Advancing Machine-Generated Text Detection from an Easy to Hard Supervision Perspective
Chenwang Wu 1, Yiu-ming Cheung 1, Bo Han 1, Defu Lian 2
Published on arXiv
2511.00988
Output Integrity Attack
OWASP ML Top 10 — ML09
Key Finding
The easy-to-hard framework achieves significant detection gains over baselines across diverse practical scenarios including cross-LLM generalization, paraphrase attacks, and mixed human-AI texts
Easy2Hard
Novel technique introduced
Existing machine-generated text (MGT) detection methods implicitly assume labels as the "golden standard". However, we reveal boundary ambiguity in MGT detection, implying that traditional training paradigms are inexact. Moreover, limitations of human cognition and the superintelligence of detectors make inexact learning widespread and inevitable. To this end, we propose an easy-to-hard enhancement framework to provide reliable supervision under such inexact conditions. Distinct from knowledge distillation, our framework employs an easy supervisor targeting relatively simple longer-text detection tasks (despite weaker capabilities), to enhance the more challenging target detector.
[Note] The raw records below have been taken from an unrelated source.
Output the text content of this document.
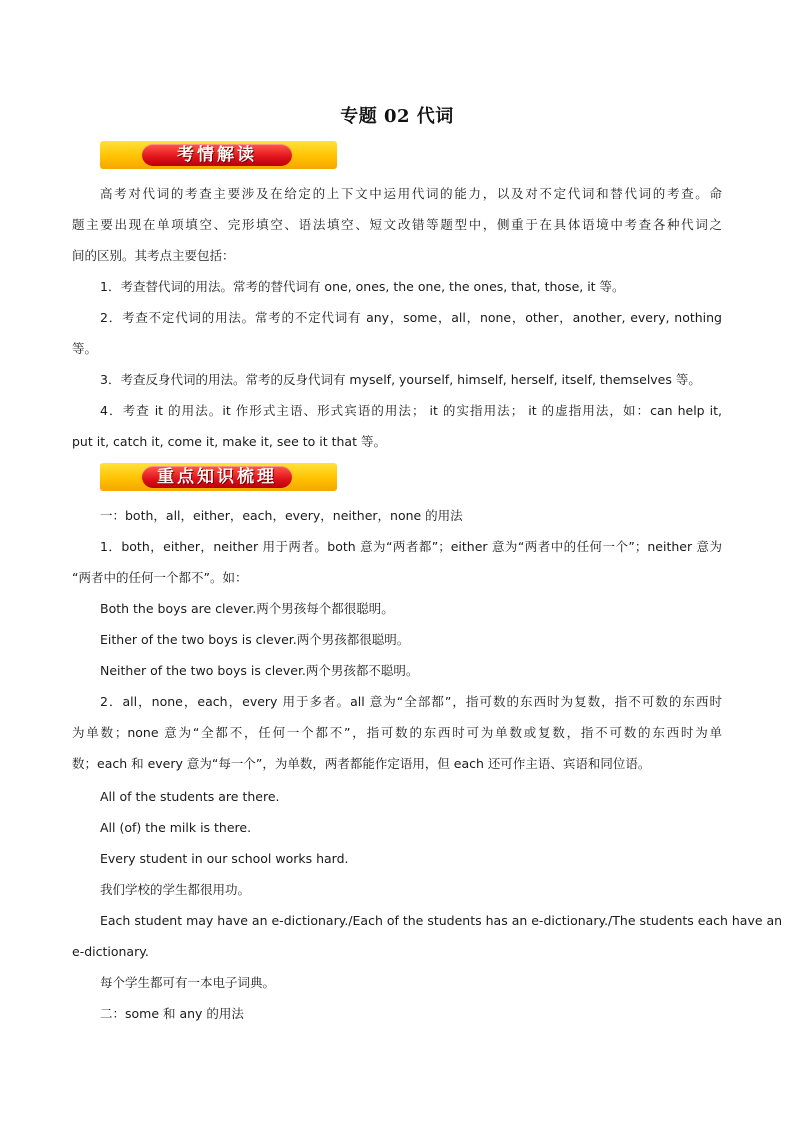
专题 02 代词
考情解读
高考对代词的考查主要涉及在给定的上下文中运用代词的能力，以及对不定代词和替代词的考查。命
题主要出现在单项填空、完形填空、语法填空、短文改错等题型中，侧重于在具体语境中考查各种代词之
间的区别。其考点主要包括：
1．考查替代词的用法。常考的替代词有 one, ones, the one, the ones, that, those, it 等。
2．考查不定代词的用法。常考的不定代词有 any，some，all，none，other，another, every, nothing
等。
3．考查反身代词的用法。常考的反身代词有 myself, yourself, himself, herself, itself, themselves 等。
4．考查 it 的用法。it 作形式主语、形式宾语的用法； it 的实指用法； it 的虚指用法，如：can help it,
put it, catch it, come it, make it, see to it that 等。
重点知识梳理
一：both，all，either，each，every，neither，none 的用法
1．both，either，neither 用于两者。both 意为“两者都”；either 意为“两者中的任何一个”；neither 意为
“两者中的任何一个都不”。如：
Both the boys are clever.两个男孩每个都很聪明。
Either of the two boys is clever.两个男孩都很聪明。
Neither of the two boys is clever.两个男孩都不聪明。
2．all，none，each，every 用于多者。all 意为“全部都”，指可数的东西时为复数，指不可数的东西时
为单数；none 意为“全都不，任何一个都不”，指可数的东西时可为单数或复数，指不可数的东西时为单
数；each 和 every 意为“每一个”，为单数，两者都能作定语用，但 each 还可作主语、宾语和同位语。
All of the students are there.
All (of) the milk is there.
Every student in our school works hard.
我们学校的学生都很用功。
Each student may have an e-dictionary./Each of the students has an e-dictionary./The students each have an
e-dictionary.
每个学生都可有一本电子词典。
二：some 和 any 的用法
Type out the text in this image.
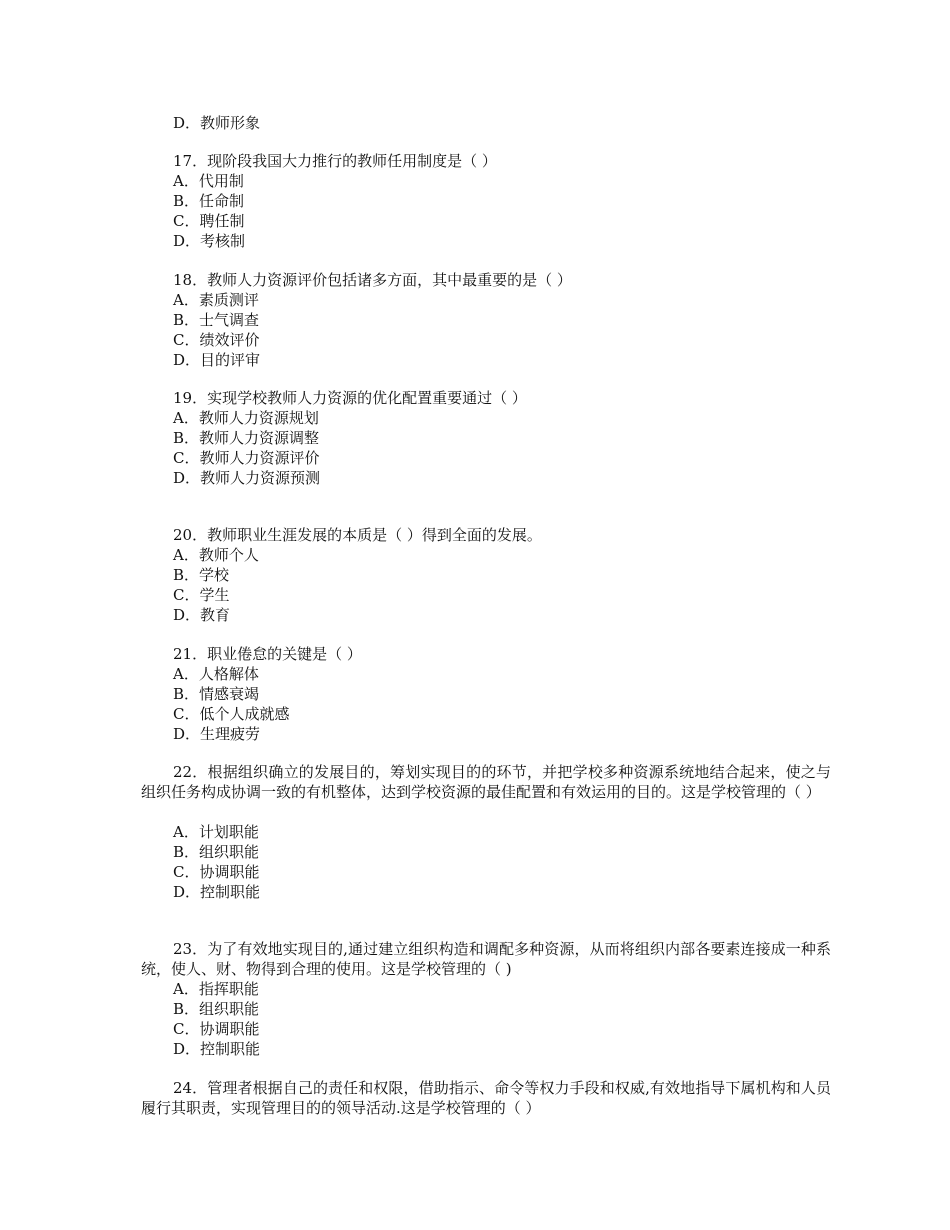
D．教师形象
17．现阶段我国大力推行的教师任用制度是（ ）
A．代用制
B．任命制
C．聘任制
D．考核制
18．教师人力资源评价包括诸多方面，其中最重要的是（ ）
A．素质测评
B．士气调查
C．绩效评价
D．目的评审
19．实现学校教师人力资源的优化配置重要通过（ ）
A．教师人力资源规划
B．教师人力资源调整
C．教师人力资源评价
D．教师人力资源预测
20．教师职业生涯发展的本质是（ ）得到全面的发展。
A．教师个人
B．学校
C．学生
D．教育
21．职业倦怠的关键是（ ）
A．人格解体
B．情感衰竭
C．低个人成就感
D．生理疲劳
22．根据组织确立的发展目的，筹划实现目的的环节，并把学校多种资源系统地结合起来，使之与组织任务构成协调一致的有机整体，达到学校资源的最佳配置和有效运用的目的。这是学校管理的（ ）
A．计划职能
B．组织职能
C．协调职能
D．控制职能
23．为了有效地实现目的,通过建立组织构造和调配多种资源，从而将组织内部各要素连接成一种系统，使人、财、物得到合理的使用。这是学校管理的（ )
A．指挥职能
B．组织职能
C．协调职能
D．控制职能
24．管理者根据自己的责任和权限，借助指示、命令等权力手段和权威,有效地指导下属机构和人员履行其职责，实现管理目的的领导活动.这是学校管理的（ ）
Firstly, longer texts targeted by supervisors theoretically alleviate the impact of inexact labels, laying the foundation for reliable supervision. Secondly, by structurally incorporating the detector into the supervisor, we theoretically model the supervisor as a lower performance bound for the detector. Thus, optimizing the supervisor indirectly optimizes the detector, ultimately approximating the underlying "golden" labels. Extensive experiments across diverse practical scenarios, including cross-LLM, cross-domain, mixed text, and paraphrase attacks, demonstrate the framework's significant detection effectiveness. The code is available at: https://github.com/tmlr-group/Easy2Hard.
Key Contributions
- Identifies 'boundary ambiguity' in MGT detection showing that standard label-based training paradigms are inherently inexact
- Proposes an easy-to-hard enhancement framework where a supervisor trained on easier (longer-text) tasks structurally lower-bounds and improves a harder target detector
- Theoretically and empirically demonstrates detection improvements across cross-LLM, cross-domain, mixed-text, and paraphrase attack scenarios
🛡️ Threat Analysis
Directly addresses AI-generated content detection — the paper proposes a novel training paradigm (easy-to-hard supervision) to improve the reliability and accuracy of machine-generated text detectors, which falls squarely under output integrity and content authenticity.